Le 14 juin 1884 , Thérèse
est confirmée par Mgr Hugonin. "En ce jour, je reçus la force de
souffrir, car bientôt mon âme devait commencer.
Mai
1885 à novembre 1886 de 12 à 13 ans
Thérèse traîne sa maladie
des scrupules. Tout devient peine et péché. Marie doit contrôler
strictement ses confessions. Elle est vraiment insupportable par sa trop
grande sensibilité les grandes vacances se passent bien, mais à la
rentrée scolaire à l'abbaye, Céline n'est plus là. Drame ! Mr martin est
obligé de reprendre sa fille à la maison. Elle prend des cours
particuliers chez Mme Papineau.
Le lundi 5 octobre 1885,
Marie rentre au Carmel. Léonie de son côté fait un essai chez les
Clarisses. Devant ce désert affectif, Thérèse invoque ses 4 petits
frères et sœurs. Elle se sent enfin apaisée et délivrée de ses
scrupules.
Décembre 1886 à octobre 1887 de 13 à 14 ans
Le noël 1886 marque un
grand tournant dans la vie de Thérèse. c'est la période de sa vie la
plus belle et la plus remplie de grâces. Ce sera sa complète conversion.

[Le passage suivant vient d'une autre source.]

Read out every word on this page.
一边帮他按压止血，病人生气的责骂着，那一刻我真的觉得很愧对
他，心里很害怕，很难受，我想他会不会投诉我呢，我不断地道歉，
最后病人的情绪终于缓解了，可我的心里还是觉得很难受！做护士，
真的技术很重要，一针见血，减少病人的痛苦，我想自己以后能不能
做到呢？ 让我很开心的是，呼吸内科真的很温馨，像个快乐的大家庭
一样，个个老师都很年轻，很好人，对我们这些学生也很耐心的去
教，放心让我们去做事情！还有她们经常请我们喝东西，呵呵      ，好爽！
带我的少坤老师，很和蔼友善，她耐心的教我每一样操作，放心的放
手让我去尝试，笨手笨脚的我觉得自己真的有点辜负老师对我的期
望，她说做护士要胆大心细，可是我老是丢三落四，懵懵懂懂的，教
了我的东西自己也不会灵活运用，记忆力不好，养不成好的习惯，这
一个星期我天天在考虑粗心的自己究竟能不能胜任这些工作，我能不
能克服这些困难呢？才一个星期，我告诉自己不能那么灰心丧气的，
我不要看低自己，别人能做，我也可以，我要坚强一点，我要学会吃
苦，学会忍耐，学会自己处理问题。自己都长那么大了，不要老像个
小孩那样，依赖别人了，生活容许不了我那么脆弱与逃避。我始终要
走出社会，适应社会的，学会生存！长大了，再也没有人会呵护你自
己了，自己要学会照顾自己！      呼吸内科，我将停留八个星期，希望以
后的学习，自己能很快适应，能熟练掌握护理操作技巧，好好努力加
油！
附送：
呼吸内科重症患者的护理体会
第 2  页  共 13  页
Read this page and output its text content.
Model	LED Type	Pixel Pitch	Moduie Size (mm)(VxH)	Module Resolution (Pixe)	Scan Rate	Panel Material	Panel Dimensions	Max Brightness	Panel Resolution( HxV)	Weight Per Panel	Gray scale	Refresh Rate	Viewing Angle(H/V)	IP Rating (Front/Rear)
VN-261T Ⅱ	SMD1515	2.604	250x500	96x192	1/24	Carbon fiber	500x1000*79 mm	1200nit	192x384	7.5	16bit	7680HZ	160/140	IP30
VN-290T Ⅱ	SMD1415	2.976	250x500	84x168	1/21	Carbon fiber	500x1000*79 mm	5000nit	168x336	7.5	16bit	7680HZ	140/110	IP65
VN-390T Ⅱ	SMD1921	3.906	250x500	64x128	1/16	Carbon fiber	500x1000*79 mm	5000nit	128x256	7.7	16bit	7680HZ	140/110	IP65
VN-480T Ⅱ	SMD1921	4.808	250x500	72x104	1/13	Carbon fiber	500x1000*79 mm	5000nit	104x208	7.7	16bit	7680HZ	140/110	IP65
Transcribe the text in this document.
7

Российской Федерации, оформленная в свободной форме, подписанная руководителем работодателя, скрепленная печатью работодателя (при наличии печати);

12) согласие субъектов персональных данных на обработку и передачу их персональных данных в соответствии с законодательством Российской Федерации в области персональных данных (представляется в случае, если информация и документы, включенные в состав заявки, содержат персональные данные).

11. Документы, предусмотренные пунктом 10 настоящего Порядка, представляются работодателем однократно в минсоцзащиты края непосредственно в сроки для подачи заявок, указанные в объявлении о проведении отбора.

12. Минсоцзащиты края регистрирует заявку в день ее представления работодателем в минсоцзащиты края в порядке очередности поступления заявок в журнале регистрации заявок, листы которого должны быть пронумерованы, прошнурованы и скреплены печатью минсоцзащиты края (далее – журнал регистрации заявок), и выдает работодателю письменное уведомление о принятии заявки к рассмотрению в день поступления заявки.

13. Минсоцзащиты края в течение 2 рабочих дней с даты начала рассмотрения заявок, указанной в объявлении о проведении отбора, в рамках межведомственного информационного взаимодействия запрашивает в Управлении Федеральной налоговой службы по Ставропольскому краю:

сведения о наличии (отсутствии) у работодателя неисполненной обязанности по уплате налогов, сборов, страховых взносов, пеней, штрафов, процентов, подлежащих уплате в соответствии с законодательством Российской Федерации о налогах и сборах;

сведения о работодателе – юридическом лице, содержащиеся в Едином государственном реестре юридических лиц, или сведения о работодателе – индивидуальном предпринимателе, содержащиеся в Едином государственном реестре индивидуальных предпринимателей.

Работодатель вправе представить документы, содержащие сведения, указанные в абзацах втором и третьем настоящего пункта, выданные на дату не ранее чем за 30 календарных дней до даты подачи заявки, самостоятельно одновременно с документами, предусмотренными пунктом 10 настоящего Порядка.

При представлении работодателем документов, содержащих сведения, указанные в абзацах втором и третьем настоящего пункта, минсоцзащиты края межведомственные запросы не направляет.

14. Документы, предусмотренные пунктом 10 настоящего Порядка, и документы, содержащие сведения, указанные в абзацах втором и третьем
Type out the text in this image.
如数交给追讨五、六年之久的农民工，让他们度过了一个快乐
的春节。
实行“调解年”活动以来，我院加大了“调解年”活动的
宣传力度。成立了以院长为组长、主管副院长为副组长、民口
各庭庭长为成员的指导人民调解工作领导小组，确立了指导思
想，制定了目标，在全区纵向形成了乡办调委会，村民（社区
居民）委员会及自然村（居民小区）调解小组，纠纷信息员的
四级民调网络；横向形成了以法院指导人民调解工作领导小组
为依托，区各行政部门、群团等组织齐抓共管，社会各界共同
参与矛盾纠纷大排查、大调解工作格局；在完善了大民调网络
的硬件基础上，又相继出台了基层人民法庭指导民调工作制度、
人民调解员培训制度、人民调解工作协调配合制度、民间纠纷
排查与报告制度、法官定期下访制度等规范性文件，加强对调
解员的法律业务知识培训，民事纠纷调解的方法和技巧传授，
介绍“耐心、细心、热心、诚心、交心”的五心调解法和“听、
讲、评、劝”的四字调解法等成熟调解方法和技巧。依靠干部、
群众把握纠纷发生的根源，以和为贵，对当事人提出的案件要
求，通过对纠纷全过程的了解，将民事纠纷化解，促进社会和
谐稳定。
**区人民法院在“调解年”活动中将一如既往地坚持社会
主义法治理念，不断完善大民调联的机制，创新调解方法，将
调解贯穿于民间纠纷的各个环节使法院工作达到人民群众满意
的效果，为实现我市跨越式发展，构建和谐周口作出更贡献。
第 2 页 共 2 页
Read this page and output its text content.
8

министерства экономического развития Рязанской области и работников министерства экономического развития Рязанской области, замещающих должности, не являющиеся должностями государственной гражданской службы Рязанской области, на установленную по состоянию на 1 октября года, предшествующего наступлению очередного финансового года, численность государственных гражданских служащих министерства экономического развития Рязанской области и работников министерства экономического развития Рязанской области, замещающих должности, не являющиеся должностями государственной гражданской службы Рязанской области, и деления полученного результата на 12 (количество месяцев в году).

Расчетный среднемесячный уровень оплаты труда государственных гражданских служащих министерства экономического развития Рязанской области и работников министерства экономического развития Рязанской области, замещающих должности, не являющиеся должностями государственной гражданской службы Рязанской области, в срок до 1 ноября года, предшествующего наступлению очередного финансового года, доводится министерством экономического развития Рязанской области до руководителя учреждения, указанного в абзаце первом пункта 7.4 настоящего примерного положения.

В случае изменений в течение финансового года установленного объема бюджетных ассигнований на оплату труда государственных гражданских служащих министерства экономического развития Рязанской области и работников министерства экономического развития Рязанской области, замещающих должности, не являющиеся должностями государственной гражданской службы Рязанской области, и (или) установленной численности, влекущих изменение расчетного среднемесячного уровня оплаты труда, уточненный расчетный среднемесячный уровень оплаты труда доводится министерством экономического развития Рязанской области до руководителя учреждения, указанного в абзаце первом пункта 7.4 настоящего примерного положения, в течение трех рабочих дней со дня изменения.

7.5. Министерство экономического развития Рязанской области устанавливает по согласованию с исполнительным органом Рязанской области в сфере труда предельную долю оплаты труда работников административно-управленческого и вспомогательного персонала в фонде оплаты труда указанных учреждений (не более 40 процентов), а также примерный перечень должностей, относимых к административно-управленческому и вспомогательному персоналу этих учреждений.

par le miracle de Noël, Thérèse comprend que Jésus s'est fait faible
pour la rendre forte et courageuse. Elle ajoute : "Depuis cette nuit
bénie, je ne fus vaincue en aucun combat, mais au contraire, je marchais
de victoire en victoire et commençais pour ainsi dire "une course de
géant" … la source de mes larmes fut tarie.
Elle sent alors un grand
désir de travailler pour la conversion des pécheurs… "Je sentis la
charité entrer dans mon cœur , le besoin de m'oublier pour faire plaisir
et depuis lors , je fus heureuse." Ainsi libérée, Thérèse s'épanouit
physiquement, spirituellement et intellectuellement . Elle est prise
d'une fringale d'apprendre et de connaître.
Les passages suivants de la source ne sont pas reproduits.